L’obiettivo è garantire continuità operativa anche in condizioni di attacco massiccio. La presenza di tunnel e bunker non è più solo una misura difensiva: è un dispositivo di sopravvivenza che consente a Hezbollah di mantenere capacità di comando, controllo e fuoco anche dopo un attacco israeliano di grande scala.

La valle della Beqaa: profondità strategica e capacità missilistica

La valle della Beqaa rappresenta la retrovia strategica del sistema impostato da Hezbollah. Qui si concentra la produzione, l’assemblaggio e lo stoccaggio di armamenti, oltre alle basi di addestramento. È qui anche la sede dei missili balistici e da crociera a lungo raggio, destinati a garantire la capacità di colpire in profondità il territorio israeliano.
Tra i vettori disponibili: Fateh-110 (gittata di 300 km), SCUD (700 km), Abu Mahdi (1000 km, stimata) e Hoveyzeh (1300 km, stimata). A questi si aggiungono sistemi antinave (C-802, Yakhont, Khalij Fars) e antiaerei (Sayyad-2C, Pantsir, SA-17).
La logica è quella di una deterrenza multilivello: colpire dal profondo, proteggere la costa, garantire una copertura antiaerea parziale e saturare la capacità di difesa israeliana con un numero elevato di colpi sparati.

Il fronte sud: la prima linea di “resistenza”

Nel sud del Libano, Hezbollah mantiene una struttura articolata su armi a corto e medio raggio: razzi Burkan, Falaq, Grad e Fajr-5, con gittate tra 10 e 75 km. È una forza prevalentemente offensiva a livello tattico, pensata per saturare le difese del nord di Israele nei primi giorni di conflitto.
Completano lo schieramento i sistemi anticarro guidati ATGM (Kornet, Dehlaviyeh, Almas, Milan) e le difese a corto raggio contro droni ed elicotteri (Igla, Strela, Verba). L’obiettivo di questa “first line of defense” non è tanto arrestare un’avanzata israeliana, quanto ritardarla e infliggerle perdite significative, mantenendo al contempo una primaria pressione psicologica sulle comunità di confine israeliane.

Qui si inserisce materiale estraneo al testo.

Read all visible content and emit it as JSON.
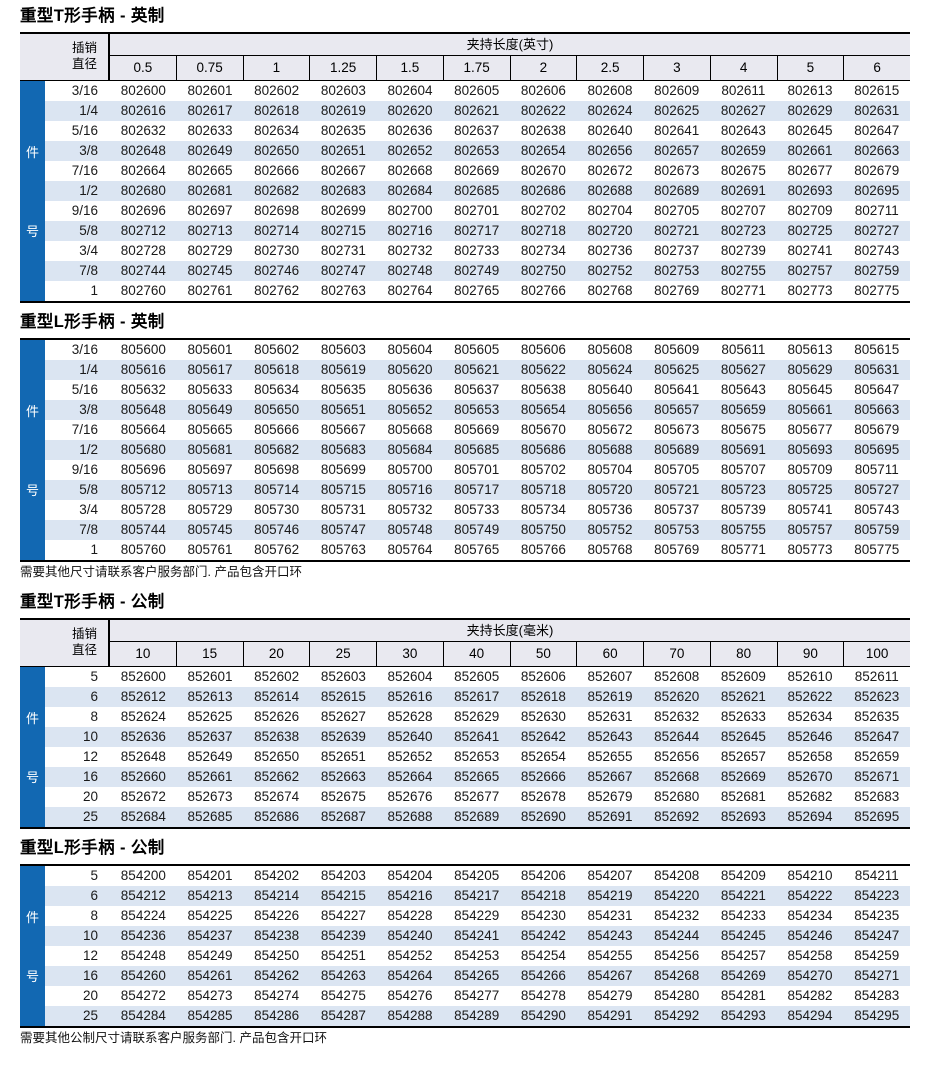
{
  "page": {
    "colors": {
      "accent_blue": "#1268b2",
      "alt_row": "#dbe5f2",
      "header_bg": "#e9e9f0",
      "border": "#000000"
    },
    "sections": [
      {
        "title": "重型T形手柄 - 英制",
        "pin_label_line1": "插销",
        "pin_label_line2": "直径",
        "span_label": "夹持长度(英寸)",
        "columns": [
          "0.5",
          "0.75",
          "1",
          "1.25",
          "1.5",
          "1.75",
          "2",
          "2.5",
          "3",
          "4",
          "5",
          "6"
        ],
        "side_label_top": "件",
        "side_label_bottom": "号",
        "rows": [
          {
            "label": "3/16",
            "values": [
              "802600",
              "802601",
              "802602",
              "802603",
              "802604",
              "802605",
              "802606",
              "802608",
              "802609",
              "802611",
              "802613",
              "802615"
            ]
          },
          {
            "label": "1/4",
            "values": [
              "802616",
              "802617",
              "802618",
              "802619",
              "802620",
              "802621",
              "802622",
              "802624",
              "802625",
              "802627",
              "802629",
              "802631"
            ]
          },
          {
            "label": "5/16",
            "values": [
              "802632",
              "802633",
              "802634",
              "802635",
              "802636",
              "802637",
              "802638",
              "802640",
              "802641",
              "802643",
              "802645",
              "802647"
            ]
          },
          {
            "label": "3/8",
            "values": [
              "802648",
              "802649",
              "802650",
              "802651",
              "802652",
              "802653",
              "802654",
              "802656",
              "802657",
              "802659",
              "802661",
              "802663"
            ]
          },
          {
            "label": "7/16",
            "values": [
              "802664",
              "802665",
              "802666",
              "802667",
              "802668",
              "802669",
              "802670",
              "802672",
              "802673",
              "802675",
              "802677",
              "802679"
            ]
          },
          {
            "label": "1/2",
            "values": [
              "802680",
              "802681",
              "802682",
              "802683",
              "802684",
              "802685",
              "802686",
              "802688",
              "802689",
              "802691",
              "802693",
              "802695"
            ]
          },
          {
            "label": "9/16",
            "values": [
              "802696",
              "802697",
              "802698",
              "802699",
              "802700",
              "802701",
              "802702",
              "802704",
              "802705",
              "802707",
              "802709",
              "802711"
            ]
          },
          {
            "label": "5/8",
            "values": [
              "802712",
              "802713",
              "802714",
              "802715",
              "802716",
              "802717",
              "802718",
              "802720",
              "802721",
              "802723",
              "802725",
              "802727"
            ]
          },
          {
            "label": "3/4",
            "values": [
              "802728",
              "802729",
              "802730",
              "802731",
              "802732",
              "802733",
              "802734",
              "802736",
              "802737",
              "802739",
              "802741",
              "802743"
            ]
          },
          {
            "label": "7/8",
            "values": [
              "802744",
              "802745",
              "802746",
              "802747",
              "802748",
              "802749",
              "802750",
              "802752",
              "802753",
              "802755",
              "802757",
              "802759"
            ]
          },
          {
            "label": "1",
            "values": [
              "802760",
              "802761",
              "802762",
              "802763",
              "802764",
              "802765",
              "802766",
              "802768",
              "802769",
              "802771",
              "802773",
              "802775"
            ]
          }
        ]
      },
      {
        "title": "重型L形手柄 - 英制",
        "side_label_top": "件",
        "side_label_bottom": "号",
        "note": "需要其他尺寸请联系客户服务部门.  产品包含开口环",
        "rows": [
          {
            "label": "3/16",
            "values": [
              "805600",
              "805601",
              "805602",
              "805603",
              "805604",
              "805605",
              "805606",
              "805608",
              "805609",
              "805611",
              "805613",
              "805615"
            ]
          },
          {
            "label": "1/4",
            "values": [
              "805616",
              "805617",
              "805618",
              "805619",
              "805620",
              "805621",
              "805622",
              "805624",
              "805625",
              "805627",
              "805629",
              "805631"
            ]
          },
          {
            "label": "5/16",
            "values": [
              "805632",
              "805633",
              "805634",
              "805635",
              "805636",
              "805637",
              "805638",
              "805640",
              "805641",
              "805643",
              "805645",
              "805647"
            ]
          },
          {
            "label": "3/8",
            "values": [
              "805648",
              "805649",
              "805650",
              "805651",
              "805652",
              "805653",
              "805654",
              "805656",
              "805657",
              "805659",
              "805661",
              "805663"
            ]
          },
          {
            "label": "7/16",
            "values": [
              "805664",
              "805665",
              "805666",
              "805667",
              "805668",
              "805669",
              "805670",
              "805672",
              "805673",
              "805675",
              "805677",
              "805679"
            ]
          },
          {
            "label": "1/2",
            "values": [
              "805680",
              "805681",
              "805682",
              "805683",
              "805684",
              "805685",
              "805686",
              "805688",
              "805689",
              "805691",
              "805693",
              "805695"
            ]
          },
          {
            "label": "9/16",
            "values": [
              "805696",
              "805697",
              "805698",
              "805699",
              "805700",
              "805701",
              "805702",
              "805704",
              "805705",
              "805707",
              "805709",
              "805711"
            ]
          },
          {
            "label": "5/8",
            "values": [
              "805712",
              "805713",
              "805714",
              "805715",
              "805716",
              "805717",
              "805718",
              "805720",
              "805721",
              "805723",
              "805725",
              "805727"
            ]
          },
          {
            "label": "3/4",
            "values": [
              "805728",
              "805729",
              "805730",
              "805731",
              "805732",
              "805733",
              "805734",
              "805736",
              "805737",
              "805739",
              "805741",
              "805743"
            ]
          },
          {
            "label": "7/8",
            "values": [
              "805744",
              "805745",
              "805746",
              "805747",
              "805748",
              "805749",
              "805750",
              "805752",
              "805753",
              "805755",
              "805757",
              "805759"
            ]
          },
          {
            "label": "1",
            "values": [
              "805760",
              "805761",
              "805762",
              "805763",
              "805764",
              "805765",
              "805766",
              "805768",
              "805769",
              "805771",
              "805773",
              "805775"
            ]
          }
        ]
      },
      {
        "title": "重型T形手柄 - 公制",
        "pin_label_line1": "插销",
        "pin_label_line2": "直径",
        "span_label": "夹持长度(毫米)",
        "columns": [
          "10",
          "15",
          "20",
          "25",
          "30",
          "40",
          "50",
          "60",
          "70",
          "80",
          "90",
          "100"
        ],
        "side_label_top": "件",
        "side_label_bottom": "号",
        "rows": [
          {
            "label": "5",
            "values": [
              "852600",
              "852601",
              "852602",
              "852603",
              "852604",
              "852605",
              "852606",
              "852607",
              "852608",
              "852609",
              "852610",
              "852611"
            ]
          },
          {
            "label": "6",
            "values": [
              "852612",
              "852613",
              "852614",
              "852615",
              "852616",
              "852617",
              "852618",
              "852619",
              "852620",
              "852621",
              "852622",
              "852623"
            ]
          },
          {
            "label": "8",
            "values": [
              "852624",
              "852625",
              "852626",
              "852627",
              "852628",
              "852629",
              "852630",
              "852631",
              "852632",
              "852633",
              "852634",
              "852635"
            ]
          },
          {
            "label": "10",
            "values": [
              "852636",
              "852637",
              "852638",
              "852639",
              "852640",
              "852641",
              "852642",
              "852643",
              "852644",
              "852645",
              "852646",
              "852647"
            ]
          },
          {
            "label": "12",
            "values": [
              "852648",
              "852649",
              "852650",
              "852651",
              "852652",
              "852653",
              "852654",
              "852655",
              "852656",
              "852657",
              "852658",
              "852659"
            ]
          },
          {
            "label": "16",
            "values": [
              "852660",
              "852661",
              "852662",
              "852663",
              "852664",
              "852665",
              "852666",
              "852667",
              "852668",
              "852669",
              "852670",
              "852671"
            ]
          },
          {
            "label": "20",
            "values": [
              "852672",
              "852673",
              "852674",
              "852675",
              "852676",
              "852677",
              "852678",
              "852679",
              "852680",
              "852681",
              "852682",
              "852683"
            ]
          },
          {
            "label": "25",
            "values": [
              "852684",
              "852685",
              "852686",
              "852687",
              "852688",
              "852689",
              "852690",
              "852691",
              "852692",
              "852693",
              "852694",
              "852695"
            ]
          }
        ]
      },
      {
        "title": "重型L形手柄 - 公制",
        "side_label_top": "件",
        "side_label_bottom": "号",
        "note": "需要其他公制尺寸请联系客户服务部门.  产品包含开口环",
        "rows": [
          {
            "label": "5",
            "values": [
              "854200",
              "854201",
              "854202",
              "854203",
              "854204",
              "854205",
              "854206",
              "854207",
              "854208",
              "854209",
              "854210",
              "854211"
            ]
          },
          {
            "label": "6",
            "values": [
              "854212",
              "854213",
              "854214",
              "854215",
              "854216",
              "854217",
              "854218",
              "854219",
              "854220",
              "854221",
              "854222",
              "854223"
            ]
          },
          {
            "label": "8",
            "values": [
              "854224",
              "854225",
              "854226",
              "854227",
              "854228",
              "854229",
              "854230",
              "854231",
              "854232",
              "854233",
              "854234",
              "854235"
            ]
          },
          {
            "label": "10",
            "values": [
              "854236",
              "854237",
              "854238",
              "854239",
              "854240",
              "854241",
              "854242",
              "854243",
              "854244",
              "854245",
              "854246",
              "854247"
            ]
          },
          {
            "label": "12",
            "values": [
              "854248",
              "854249",
              "854250",
              "854251",
              "854252",
              "854253",
              "854254",
              "854255",
              "854256",
              "854257",
              "854258",
              "854259"
            ]
          },
          {
            "label": "16",
            "values": [
              "854260",
              "854261",
              "854262",
              "854263",
              "854264",
              "854265",
              "854266",
              "854267",
              "854268",
              "854269",
              "854270",
              "854271"
            ]
          },
          {
            "label": "20",
            "values": [
              "854272",
              "854273",
              "854274",
              "854275",
              "854276",
              "854277",
              "854278",
              "854279",
              "854280",
              "854281",
              "854282",
              "854283"
            ]
          },
          {
            "label": "25",
            "values": [
              "854284",
              "854285",
              "854286",
              "854287",
              "854288",
              "854289",
              "854290",
              "854291",
              "854292",
              "854293",
              "854294",
              "854295"
            ]
          }
        ]
      }
    ]
  }
}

Conclusioni: la strategia della sopravvivenza

Hezbollah sta trasformando il proprio dispositivo da forza di resistenza territoriale a sistema missilistico integrato a più livelli. La ridislocazione verso nord e la dispersione delle capacità in infrastrutture sotterranee testimoniano una chiara evoluzione dottrinale:

  • passaggio dalla logica della “difesa di posizione” alla difesa in profondità;
  • ibridazione tra forze convenzionali, strutture clandestine e funzioni di deterrenza strategica;
  • costruzione di un ombrello missilistico a lungo raggio in grado di compensare la superiorità aerea israeliana.
    Guardando in prospettiva, possiamo vedere uno scenario in cui il Libano meridionale diviene campo di battaglia multilivello, dove la distinzione tra front line e rear area tende a dissolversi.
    Israele, da parte sua, è consapevole che un futuro scontro con Hezbollah non sarà più un conflitto localizzato, ma una guerra di logoramento sistemica, nella quale l’infrastruttura sotterranea (la rete dei tunnel, analogamente a quanto avviene nella Striscia di Gaza), la resilienza delle catene logistiche e la gestione del fronte interno diventeranno i fattori decisivi di sopravvivenza nazionale.

Questo quadro conferma la transizione di Hezbollah verso un modello operativo asimmetrico-strategico, più vicino a quello di un attore statale ibrido che a una milizia. E, a conferma della capacità di valutazione israeliana, già classificato come “piccolo esercito regionale” nella vigente dottrina strategica israeliana. Una trasformazione strutturale che Israele osserva con preoccupazione e che, inevitabilmente, ridefinisce la postura difensiva dell’intero fronte nord di Israele.